Association Between Young Adult Characteristics and Blood Pressure Trajectories.

BACKGROUND: Blood pressure (BP) trajectories from young adulthood through middle age are associated with cardiovascular risk. We examined the associations of hypertension risk factors with BP trajectories among a large diverse sample. METHODS AND RESULTS: We analyzed data from young adults, aged 18 to 39 years, with untreated BP <140/90 mm Hg at baseline from Kaiser Permanente Southern California (N=355 324).

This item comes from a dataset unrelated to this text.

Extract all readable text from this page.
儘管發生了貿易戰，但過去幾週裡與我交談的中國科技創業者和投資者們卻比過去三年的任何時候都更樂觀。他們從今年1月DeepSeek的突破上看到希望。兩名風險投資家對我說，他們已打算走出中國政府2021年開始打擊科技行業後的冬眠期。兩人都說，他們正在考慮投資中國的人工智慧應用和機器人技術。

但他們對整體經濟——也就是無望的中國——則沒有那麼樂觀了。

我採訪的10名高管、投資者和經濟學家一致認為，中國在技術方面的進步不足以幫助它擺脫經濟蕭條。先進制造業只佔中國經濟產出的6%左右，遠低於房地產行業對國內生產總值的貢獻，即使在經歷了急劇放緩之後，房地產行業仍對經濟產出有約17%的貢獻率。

We used latent growth curve models to identify 10-year BP trajectories and to assess the associations between characteristics in young adulthood and BP trajectories. We identified the following 5 distinct systolic BP trajectories, which appeared to be determined mainly by the baseline BP with progressively higher BP at each year: group 1 (lowest BP trajectory, 7.9%), group 2 (26.5%), group 3 (33.0%), group 4 (25.4%), and group 5 (highest BP trajectory, 7.3%). Older age (adjusted odds ratio for 30-39 versus 18-29 years, 1.23 [95% CI, 1.18-1.28]), male sex (13.38 [95% CI, 12.80-13.99]), obesity (body mass index ≥30 versus 18.5-24.9 kg/m2, 14.81 [95% CI, 14.03-15.64]), overweight (body mass index 25-29.9 versus 18.5-24.9 kg/m2, 3.16 [95% CI, 3.00-3.33]), current smoking (1.58 [95% CI, 1.48-1.67]), prediabetes (1.21 [95% CI, 1.13-1.29]), diabetes (1.60 [95% CI, 1.41-1.81]) and high low-density lipoprotein cholesterol (≥160 versus <100 mg/dL, 1.52 [95% CI, 1.37-1.68]) were associated with the highest BP trajectory (group 5) compared with the reference group (group 2). CONCLUSIONS: Traditional hypertension risk factors including smoking, diabetes, and elevated lipids were associated with BP trajectories in young adults, with obesity having the strongest association with the highest BP trajectory group.